Toe scrunches using a towel

  • Place a towel on the floor (sitting in a chair)
  • Scrunch up the towel using your toes
  • Repeat for 1-2 minutes, 2-3x per day

Calf raises

  • Rise up onto your toes
  • Make sure to push through the big toe
  • Slowly lower back down
  • Perform 30 reps, 2-3x per day
Physiotherapist performing foot and ankle adjustment to treat plantar fasciitis

When to see your physiotherapist

You should see a health professional e.g. physio or podiatrist if:

  • Pain and symptoms have lasted more than 4-6 weeks
  • Pain is severely limiting your ability to walk and weight bear
  • There is swelling or redness that is worsening, or other signs of infection
  • You suspect a different injury (e.g. stress fracture)
  • You have other complications (e.g. diabetes, circulation problems etc)

Plantar Fasciitis Prevention tips

Prevention is always the best strategy. Avoid and prevent plantar fasciitis, by trying to:

  • Maintain a healthy body weight (less load = less stress)
  • Wear good shoes with cushioning and arch support
  • Replace worn out shoes (i.e. every 400-600km)
  • Warm up before exercise
  • Increase physical activity gradually
  • Keep your foot, ankle and calves flexible with regular stretching
  • Book in for regular remedial massage therapy  to reduce strain and improve circulation

Frequently Asked Questions about plantar fasciitis

Does plantar fasciitis ever heal?

Yes, in most cases plantar fasciitis can heal and fully recover with conservative physiotherapy treatment. For many people, symptoms can significantly improve within 6-8 weeks however the timeline can vary depending on several factors. 
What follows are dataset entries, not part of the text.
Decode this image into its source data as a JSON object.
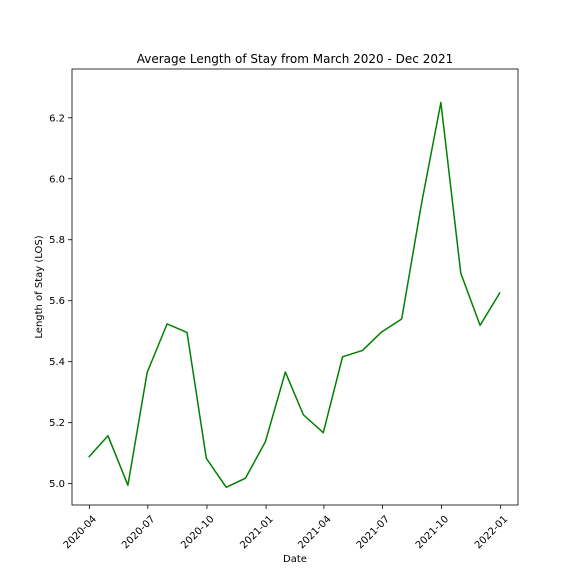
{
  "chart_data": {
    "type": "line",
    "title": "Average Length of Stay from March 2020 - Dec 2021",
    "xlabel": "Date",
    "ylabel": "Length of Stay (LOS)",
    "xlim": [
      "2020-03-05",
      "2022-01-28"
    ],
    "ylim": [
      4.93,
      6.36
    ],
    "grid": false,
    "x_ticks": [
      "2020-04",
      "2020-07",
      "2020-10",
      "2021-01",
      "2021-04",
      "2021-07",
      "2021-10",
      "2022-01"
    ],
    "y_ticks": [
      5.0,
      5.2,
      5.4,
      5.6,
      5.8,
      6.0,
      6.2
    ],
    "series": [
      {
        "color": "#008000",
        "x": [
          "2020-03-31",
          "2020-04-30",
          "2020-05-31",
          "2020-06-30",
          "2020-07-31",
          "2020-08-31",
          "2020-09-30",
          "2020-10-31",
          "2020-11-30",
          "2020-12-31",
          "2021-01-31",
          "2021-02-28",
          "2021-03-31",
          "2021-04-30",
          "2021-05-31",
          "2021-06-30",
          "2021-07-31",
          "2021-08-31",
          "2021-09-30",
          "2021-10-31",
          "2021-11-30",
          "2021-12-31"
        ],
        "values": [
          5.087,
          5.157,
          4.995,
          5.365,
          5.524,
          5.496,
          5.083,
          4.988,
          5.018,
          5.138,
          5.366,
          5.226,
          5.167,
          5.416,
          5.437,
          5.498,
          5.54,
          5.92,
          6.25,
          5.69,
          5.519,
          5.627
        ]
      }
    ]
  }
}
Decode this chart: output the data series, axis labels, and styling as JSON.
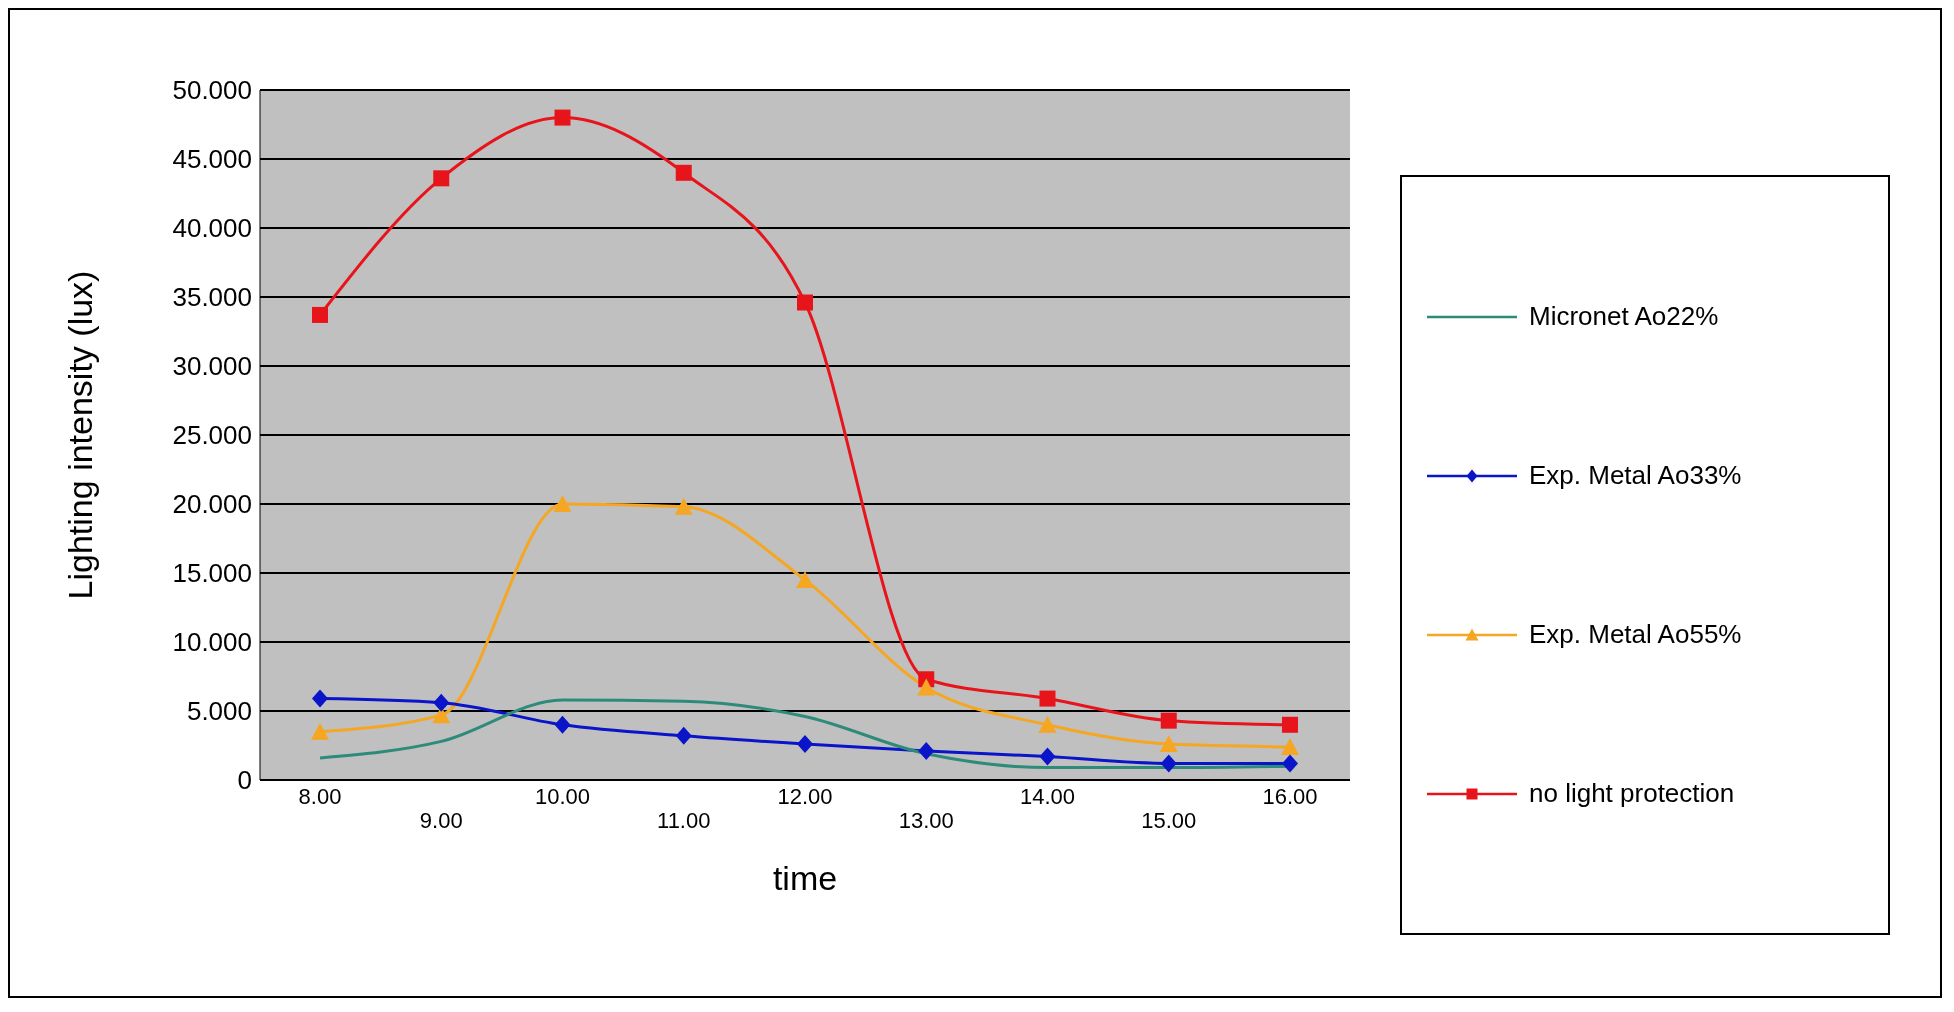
{
  "chart_data": {
    "type": "line",
    "xlabel": "time",
    "ylabel": "Lighting intensity (lux)",
    "categories": [
      "8.00",
      "9.00",
      "10.00",
      "11.00",
      "12.00",
      "13.00",
      "14.00",
      "15.00",
      "16.00"
    ],
    "series": [
      {
        "name": "Micronet Ao22%",
        "color": "#2e8b7a",
        "marker": "none",
        "values": [
          1.6,
          2.8,
          5.8,
          5.7,
          4.6,
          1.9,
          0.9,
          0.9,
          1.0
        ]
      },
      {
        "name": "Exp. Metal Ao33%",
        "color": "#0a14c8",
        "marker": "diamond",
        "values": [
          5.9,
          5.6,
          4.0,
          3.2,
          2.6,
          2.1,
          1.7,
          1.2,
          1.2
        ]
      },
      {
        "name": "Exp. Metal Ao55%",
        "color": "#f5a623",
        "marker": "triangle",
        "values": [
          3.5,
          4.7,
          20.0,
          19.8,
          14.5,
          6.7,
          4.0,
          2.6,
          2.4
        ]
      },
      {
        "name": "no light protection",
        "color": "#e8141c",
        "marker": "square",
        "values": [
          33.7,
          43.6,
          48.0,
          44.0,
          34.6,
          7.3,
          5.9,
          4.3,
          4.0
        ]
      }
    ],
    "ylim": [
      0,
      50
    ],
    "yticks": [
      0,
      {
        "value": 5,
        "label": "5.000"
      },
      {
        "value": 10,
        "label": "10.000"
      },
      {
        "value": 15,
        "label": "15.000"
      },
      {
        "value": 20,
        "label": "20.000"
      },
      {
        "value": 25,
        "label": "25.000"
      },
      {
        "value": 30,
        "label": "30.000"
      },
      {
        "value": 35,
        "label": "35.000"
      },
      {
        "value": 40,
        "label": "40.000"
      },
      {
        "value": 45,
        "label": "45.000"
      },
      {
        "value": 50,
        "label": "50.000"
      }
    ],
    "grid": "y",
    "legend": "right",
    "line_style": "solid"
  }
}
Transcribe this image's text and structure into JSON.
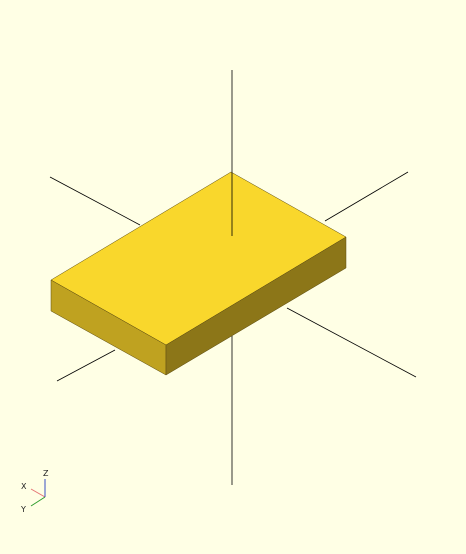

What shoes are best for plantar fasciitis?

There is no “one-size-fits-all” shoe as each person’s feet are unique. It is recommended that you assess your foot posture, gait and biomechanics to determine which shoe brand and style is best for you.

Our physiotherapists can recommend specific shoe stores or podiatrists who can help you find the most suitable shoe for you.

How long will it take for my heel pain to go away?

Typical recovery is 3-12 months depending on severity, how early treatment starts, how long you’ve had the issue, how much self-help strategies you adopt etc. Generally speaking, many people notice significant improvement within 6-8 weeks with consistent care.

TL;DR: plantar fasciitis in a nutshell

Plantar fasciitis is one of the most common causes of heel pain and is often worst with your first steps in the morning. 

It’s caused by an irritation or repetitive stress of the plantar fascia (thick band under your foot) and is linked to factors like poor footwear, tight calves, long hours on hard surfaces, foot and ankle biomechanics or sudden increases in physical activity.

✅ Most cases heal with consistent care (e.g. stretching, supportive shoes, strength exercises and reduced aggravating factors)

✅ Recovery usually takes 3-12 months, with noticeable improvements within 6-8 weeks

✅ Physio and podiatry treatments such as shockwave therapy, taping, joint mobilisation therapy (JMT) can speed up recovery

✅ Prevention

REFERENCES

Thomas, M.J., Whittle, R., Menz, H.B., Rathleff, M.S., Attenborough, A., Allan, R., … Roddy, E. (2021) ‘Management of plantar heel pain: a best practice guide informed by a systematic review, expert clinical reasoning and patient values’, British Journal of Sports Medicine, 55(19), pp. 1106–1118. doi:10.1136/bjsports-2020-102778.